Headaches originating from the neck and shoulders are usually described as a constant, steady, dull ache on one or both sides of the head. One may experience a pulling, gripping feeling at the back of the neck or even a band around the head. The symptoms are generally provoked by neck movements and sustained postures. Rounded shoulders, an extended neck, and a protruding chin owing to poor ergonomics at work can contribute to excessive strain on the joints at the base of skull, ligament tension and muscle overactivity/inflexibility. Tension in the soft tissues and the reduced mobility in the joints may further irritate the nerves and compress the blood vessels supplying the head and neck. In addition to poor postural habits, an injury or strain of structures in the neck due to whiplash following motor vehicle accidents, falls while skiing/snowboarding, and head-high tackles at football can also contribute to headaches.
An initial visit to your physiotherapist usually involves a comprehensive examination incorporating a thorough account of your headache experience (onset, nature, intensity, progression, aggravating factors, associated symptoms, family history, etc.) Your therapist may ask you questions to screen for more sister forms of headache that should be directed to the doctor for further investigation.
The physical examination involves a detailed analysis of the joints, muscles and neural structures in the spine as well as an assessment of your posture.

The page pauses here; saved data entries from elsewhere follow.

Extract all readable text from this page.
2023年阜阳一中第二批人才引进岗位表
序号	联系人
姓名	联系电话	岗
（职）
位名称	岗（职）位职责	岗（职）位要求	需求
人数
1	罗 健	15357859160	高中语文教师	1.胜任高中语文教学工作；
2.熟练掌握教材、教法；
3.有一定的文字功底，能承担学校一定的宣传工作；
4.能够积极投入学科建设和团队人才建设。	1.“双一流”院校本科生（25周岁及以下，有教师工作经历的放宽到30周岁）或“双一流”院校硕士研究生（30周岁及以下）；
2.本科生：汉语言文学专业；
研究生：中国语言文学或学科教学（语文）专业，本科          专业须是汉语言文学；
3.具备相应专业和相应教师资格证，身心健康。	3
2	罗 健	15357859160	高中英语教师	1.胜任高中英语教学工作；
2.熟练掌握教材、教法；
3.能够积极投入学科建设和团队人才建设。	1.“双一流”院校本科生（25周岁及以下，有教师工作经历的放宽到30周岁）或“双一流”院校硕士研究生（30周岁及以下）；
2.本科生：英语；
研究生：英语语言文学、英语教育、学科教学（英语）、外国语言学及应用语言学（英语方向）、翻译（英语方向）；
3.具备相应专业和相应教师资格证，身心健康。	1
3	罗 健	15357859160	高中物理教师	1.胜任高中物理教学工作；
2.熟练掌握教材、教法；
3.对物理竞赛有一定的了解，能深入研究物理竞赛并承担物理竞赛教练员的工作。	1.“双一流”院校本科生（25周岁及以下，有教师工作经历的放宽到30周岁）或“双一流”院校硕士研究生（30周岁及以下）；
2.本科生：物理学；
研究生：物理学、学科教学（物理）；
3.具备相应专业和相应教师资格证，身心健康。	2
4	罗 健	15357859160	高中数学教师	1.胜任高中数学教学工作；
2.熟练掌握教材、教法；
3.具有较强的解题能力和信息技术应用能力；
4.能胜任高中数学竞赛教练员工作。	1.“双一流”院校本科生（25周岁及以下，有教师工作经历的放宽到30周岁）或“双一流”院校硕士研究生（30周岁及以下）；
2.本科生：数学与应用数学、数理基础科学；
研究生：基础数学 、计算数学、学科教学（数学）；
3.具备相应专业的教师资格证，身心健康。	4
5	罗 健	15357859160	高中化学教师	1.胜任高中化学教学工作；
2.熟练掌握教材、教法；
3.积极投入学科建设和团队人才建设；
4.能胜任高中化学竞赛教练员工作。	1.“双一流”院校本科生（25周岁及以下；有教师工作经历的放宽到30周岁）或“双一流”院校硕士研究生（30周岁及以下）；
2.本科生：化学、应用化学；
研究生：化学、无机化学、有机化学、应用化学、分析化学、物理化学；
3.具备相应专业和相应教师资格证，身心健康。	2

The purpose of the physical examination is to reproduce your symptoms and faulty movement patterns that could cause headaches or put undue strain on the neck.
A range of techniques is available depending on the cause of one's headache and their experience and preferences with past treatment.
Soft tissue therapy to the muscle and fascia of the cervical region aimed at releasing tight muscles and fascia followed by mobilization or manipulation of the upper segments of the neck, jaw and pelvis to correct joint abnormalities is found to be effective.
Postural retraining is also an essential part of headache management. It may be necessary to improve shoulder girdle and thoracic posture with mobilization, manipulation and scapular exercises. The position of the pelvis also dramatically influences thoracic and cervical posture.
Craniosacral therapy aimed at restoring movement between the bones of the skull and freeing the underlying membranes, fascia and nerve tissue is also found to be beneficial as an adjunct to conventional manual therapy techniques. Imbalances in the cranial system can occur during a difficult birthing process, concussions, and dental procedures involving tooth extractions/ root canals.
Manual therapy provides a gentle, non-invasive alternative to treat headaches. An individual’s response to treatment will also depend on his/her diet and lifestyle choices reflected by their current state of health and harmony within the body.